Dansa se fait harakiri face au PM : pourra-t-il rebondir ?

« Nous allons envoyer des gens au CNT qui aiment encore ce pays et qui veulent aller en avant, qui veulent bien sûr rassembler les Guinéens. Je tiens beaucoup au mot rassemblement, parce que j’ai décidé aussi et il faut que ça soit clair que les Guinéens eux-mêmes puissent prendre en main leur destin, à savoir : s’entendre, s’écouter, parce qu’on ne s’écoutait plus dans ce pays. »

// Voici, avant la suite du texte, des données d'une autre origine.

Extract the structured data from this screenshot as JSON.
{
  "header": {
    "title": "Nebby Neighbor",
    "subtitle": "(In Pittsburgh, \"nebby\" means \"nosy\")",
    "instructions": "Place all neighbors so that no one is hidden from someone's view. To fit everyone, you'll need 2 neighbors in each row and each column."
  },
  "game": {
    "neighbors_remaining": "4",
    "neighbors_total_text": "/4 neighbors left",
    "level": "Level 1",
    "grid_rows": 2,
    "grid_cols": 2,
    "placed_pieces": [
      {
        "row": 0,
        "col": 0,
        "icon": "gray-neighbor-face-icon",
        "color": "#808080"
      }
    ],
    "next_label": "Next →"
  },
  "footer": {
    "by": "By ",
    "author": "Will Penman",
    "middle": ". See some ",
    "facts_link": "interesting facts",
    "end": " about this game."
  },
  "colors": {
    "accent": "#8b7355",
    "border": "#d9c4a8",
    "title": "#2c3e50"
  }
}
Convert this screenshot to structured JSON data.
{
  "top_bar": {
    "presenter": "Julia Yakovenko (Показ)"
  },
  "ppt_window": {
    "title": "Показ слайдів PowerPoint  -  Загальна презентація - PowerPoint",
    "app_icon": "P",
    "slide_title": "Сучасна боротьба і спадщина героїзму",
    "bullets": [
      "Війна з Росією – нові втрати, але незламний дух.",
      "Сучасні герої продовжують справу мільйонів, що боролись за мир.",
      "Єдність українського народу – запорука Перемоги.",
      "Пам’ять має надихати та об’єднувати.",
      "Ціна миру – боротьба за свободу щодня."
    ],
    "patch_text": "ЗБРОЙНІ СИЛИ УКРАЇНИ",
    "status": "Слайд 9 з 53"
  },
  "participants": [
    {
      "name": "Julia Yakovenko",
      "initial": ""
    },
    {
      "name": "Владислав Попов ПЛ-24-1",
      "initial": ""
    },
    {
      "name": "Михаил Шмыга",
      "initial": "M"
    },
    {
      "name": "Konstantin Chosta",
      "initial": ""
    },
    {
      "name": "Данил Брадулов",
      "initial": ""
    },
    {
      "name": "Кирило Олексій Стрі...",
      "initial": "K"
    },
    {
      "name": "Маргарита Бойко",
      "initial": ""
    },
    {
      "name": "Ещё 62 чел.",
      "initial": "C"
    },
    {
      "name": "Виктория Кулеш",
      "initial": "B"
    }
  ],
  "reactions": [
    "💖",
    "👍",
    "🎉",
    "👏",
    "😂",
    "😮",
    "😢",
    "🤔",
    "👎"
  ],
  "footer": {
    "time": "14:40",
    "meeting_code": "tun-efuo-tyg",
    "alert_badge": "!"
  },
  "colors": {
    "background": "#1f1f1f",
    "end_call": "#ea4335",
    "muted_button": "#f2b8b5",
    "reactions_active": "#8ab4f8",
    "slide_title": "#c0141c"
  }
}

Le 15 novembre 2021, sur RFI, Mamadi Doumbouya affichait ce vœu. De longs mois après, la réalité est en train de pousser bien des observateurs à l’évidence : le quiproquo entre des proches du président de la transition. En l’occurrence, Dansa Kourouma et Mohamed Béavogui.  En effet, en envoyant un message des plus rigides au Premier ministre, Dansa Kourouma apporte un ver dans le fruit de la junte. Avec autant d’arrogance que d’ignorance. Du moins quand on se fie à la vive levée de boucliers qui a suivi la sortie du président du CNT.

Extrait :« Je vous réitère et je vous charge une fois encore de transmettre à monsieur le Premier ministre, chef du gouvernement, avec tout le respect dû à son rang, près de huit (8) mois après sa nomination, la représentation nationale, le peuple de Guinée attend toujours sa politique générale. Nous voulons savoir les grands axes stratégiques. Comment ce gouvernement compte transformer le quotidien des Guinéens ? Nous sommes pressés. C’est la troisième interpellation officielle de ma part. Je l’ai fait par courriers, je l’ai fait par rencontre. Aujourd’hui, je profite pour dire que c’est la dernière interpellation sur le sujet. Nous attendons avec exigence et insistance le discours de politique générale de son excellence monsieur le premier ministre. »

Il n’en fallait surtout pas plus, pour que des voix s’élèvent pour recadrer Dansa. C’est d’abord Maître Amadou Diallo : « Contrairement à la demande du président du CNT, aucune disposition de la Charte de la Transition n’impose au Premier ministre de faire un discours de politique générale devant les Conseillers nationaux. L’article 52 de la Charte l’oblige simplement à soumettre pour approbation au président de la transition un plan d’action de la feuille de route du Gouvernement de transition. »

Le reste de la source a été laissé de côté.